AU diaries experiencing degraded performance
Incident Report for ResDiary
Postmortem

At around 07:15 GMT automated alerts started firing indicating that the Australian diary application was experiencing performance problems. Unfortunately because of a configuration problem which has now been solved, our on-call engineers did not notice the alert until 07:25.

Our engineers investigated and found that a large backlog of requests had built up and were not being processed in a timely manner. At 07:35 they decided to recycle one of the web servers to allow it to get back into a healthy state. Initially it looked like this might have been enough to solve the problem, but after 10 minutes they decided to recycle the other web servers.

After doing this, all the servers began to process requests normally, and by 07:48 the system was normally again.

Unfortunately the root cause of this problem is not clear at this point in time, but we are continuing to try to get to the bottom of it, and have begun to implement mitigating measures to help prevent the servers getting into the situation where they are overloaded like this.

Update 27/11/2018

After investigating a similar incident that occurred on Thursday 22/11/2018, we believe this incident was triggered by a problem with the backend database server for the Australian diary. See https://status.resdiary.com/incidents/1mktl1r85ps7 for more details of this incident, and the steps we are taking to mitigate this in future.

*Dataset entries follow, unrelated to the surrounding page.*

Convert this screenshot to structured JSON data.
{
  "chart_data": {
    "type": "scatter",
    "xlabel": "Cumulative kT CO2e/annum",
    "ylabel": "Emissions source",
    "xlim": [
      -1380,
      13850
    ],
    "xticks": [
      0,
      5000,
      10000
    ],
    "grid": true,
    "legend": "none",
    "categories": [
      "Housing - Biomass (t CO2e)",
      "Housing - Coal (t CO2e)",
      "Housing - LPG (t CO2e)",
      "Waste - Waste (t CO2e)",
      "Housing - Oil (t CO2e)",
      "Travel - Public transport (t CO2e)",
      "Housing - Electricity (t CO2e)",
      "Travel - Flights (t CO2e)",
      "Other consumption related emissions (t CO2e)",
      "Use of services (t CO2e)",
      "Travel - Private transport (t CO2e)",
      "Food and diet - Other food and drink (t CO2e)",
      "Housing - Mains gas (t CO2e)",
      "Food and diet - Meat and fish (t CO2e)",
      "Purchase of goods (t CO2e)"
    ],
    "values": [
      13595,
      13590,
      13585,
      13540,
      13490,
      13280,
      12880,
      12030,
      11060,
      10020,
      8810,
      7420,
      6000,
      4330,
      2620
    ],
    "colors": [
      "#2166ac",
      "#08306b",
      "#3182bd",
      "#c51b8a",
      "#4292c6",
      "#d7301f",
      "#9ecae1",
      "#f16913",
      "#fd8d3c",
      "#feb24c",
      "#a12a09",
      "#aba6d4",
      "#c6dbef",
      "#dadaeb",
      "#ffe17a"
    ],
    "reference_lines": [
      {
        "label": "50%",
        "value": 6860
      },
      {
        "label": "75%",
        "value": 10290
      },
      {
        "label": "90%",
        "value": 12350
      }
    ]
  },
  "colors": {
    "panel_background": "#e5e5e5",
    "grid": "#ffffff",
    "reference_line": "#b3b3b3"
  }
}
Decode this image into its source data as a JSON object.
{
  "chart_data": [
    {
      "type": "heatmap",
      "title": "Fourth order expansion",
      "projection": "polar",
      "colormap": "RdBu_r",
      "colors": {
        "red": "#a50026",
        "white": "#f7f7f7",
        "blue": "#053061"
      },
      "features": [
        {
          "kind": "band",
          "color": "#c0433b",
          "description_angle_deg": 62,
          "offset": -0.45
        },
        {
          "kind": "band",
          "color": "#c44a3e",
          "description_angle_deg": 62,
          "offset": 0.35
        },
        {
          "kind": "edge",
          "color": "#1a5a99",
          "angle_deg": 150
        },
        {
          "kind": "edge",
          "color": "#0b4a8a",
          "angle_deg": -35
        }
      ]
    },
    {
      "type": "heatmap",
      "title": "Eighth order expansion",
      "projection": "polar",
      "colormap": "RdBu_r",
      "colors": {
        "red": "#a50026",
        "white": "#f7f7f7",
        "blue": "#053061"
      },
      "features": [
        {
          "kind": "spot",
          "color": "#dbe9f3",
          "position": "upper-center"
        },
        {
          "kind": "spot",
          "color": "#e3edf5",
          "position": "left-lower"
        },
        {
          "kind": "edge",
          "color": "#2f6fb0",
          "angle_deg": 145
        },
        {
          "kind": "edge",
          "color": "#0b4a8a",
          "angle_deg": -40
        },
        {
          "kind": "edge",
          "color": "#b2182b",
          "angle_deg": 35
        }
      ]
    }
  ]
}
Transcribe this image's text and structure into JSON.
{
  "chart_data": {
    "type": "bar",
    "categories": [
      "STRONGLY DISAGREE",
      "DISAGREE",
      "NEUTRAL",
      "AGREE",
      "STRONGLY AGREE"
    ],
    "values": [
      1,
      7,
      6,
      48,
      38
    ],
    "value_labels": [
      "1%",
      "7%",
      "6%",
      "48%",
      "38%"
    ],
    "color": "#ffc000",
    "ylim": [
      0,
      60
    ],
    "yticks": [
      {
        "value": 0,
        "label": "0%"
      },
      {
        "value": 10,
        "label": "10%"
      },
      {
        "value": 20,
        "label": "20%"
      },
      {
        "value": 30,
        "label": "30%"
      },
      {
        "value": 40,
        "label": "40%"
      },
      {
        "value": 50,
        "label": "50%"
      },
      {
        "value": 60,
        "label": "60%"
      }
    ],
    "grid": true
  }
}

Posted 3 months ago. Nov 22, 2018 - 09:28 UTC

Resolved
We have been monitoring the AU diary for the past few hours, and the system has been behaving normally since action was taken to resolve the degraded performance. We are now investigating the cause of the problem, and will provide a post-mortem report later.
Posted 3 months ago. Nov 16, 2018 - 10:19 UTC
Monitoring
High database usage on the AU server was causing new requests to be very slow.

The root cause has still to be identified, but we have resolved the issue for now, and will be monitoring the system closely. A full report will follow.
Posted 3 months ago. Nov 16, 2018 - 07:54 UTC
Investigating
The AU diaries are experiencing degraded performance. Engineers are investigating and will provide an update shortly.
Posted 3 months ago. Nov 16, 2018 - 07:34 UTC
This incident affected: ResDiary Application (Australia).